Todas estas iniciativas fazem parte dos resultados dos diagnósticos que a equipa do MPI realizou no terreno no âmbito do trabalho do gabinete de crise e da coordenação entre as diversas instituições envolvidas e comprometidas com a causa.
Como está o processo de conciliação em Douradina? Você já tem um plano para uma solução?
O contexto de Douradina é bastante complexo e estamos a envidar todos os esforços para manter a paz na região.
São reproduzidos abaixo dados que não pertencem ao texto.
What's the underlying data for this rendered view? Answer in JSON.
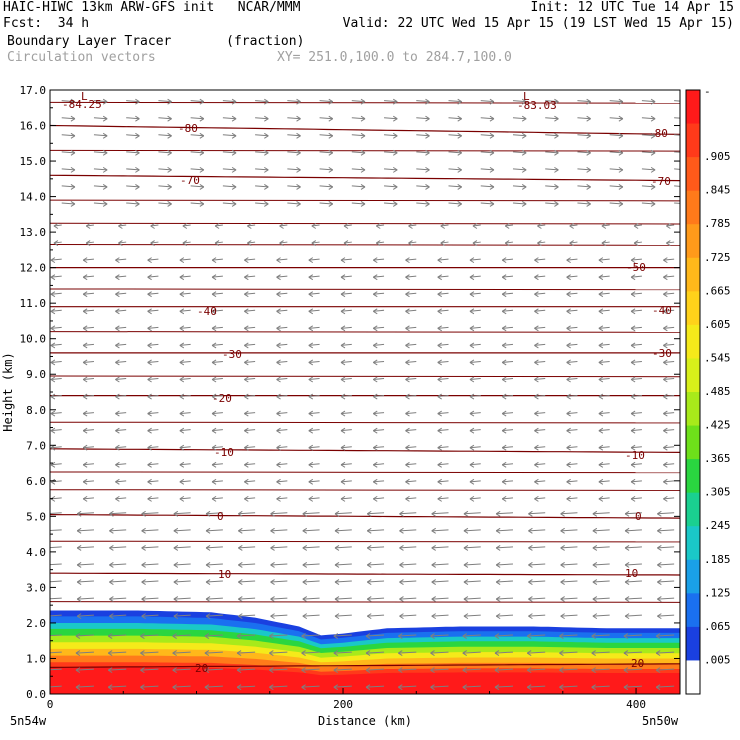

Conseguimos nos coordenar com o Ministério da Justiça e Segurança Pública para manter a presença da Força Nacional justamente para manter a segurança das vidas lá no território, mas sabemos que é preciso construir agendas mais amplas e definitivas.
O MPI, o Ministério Público Federal e a Secretaria da Cidadania têm realizado rodadas de conversas para buscar alternativas ao conflito na região. Essas negociações são acompanhadas por agricultores e lideranças indígenas, mas ainda é cedo para publicar qualquer tipo de cronograma.
Ressalto que os poderes públicos estão comprometidos com a resolução pacífica do conflito e envidam todos os esforços para garantir, além da segurança, condições de vida dignas aos povos indígenas envolvidos neste conflito.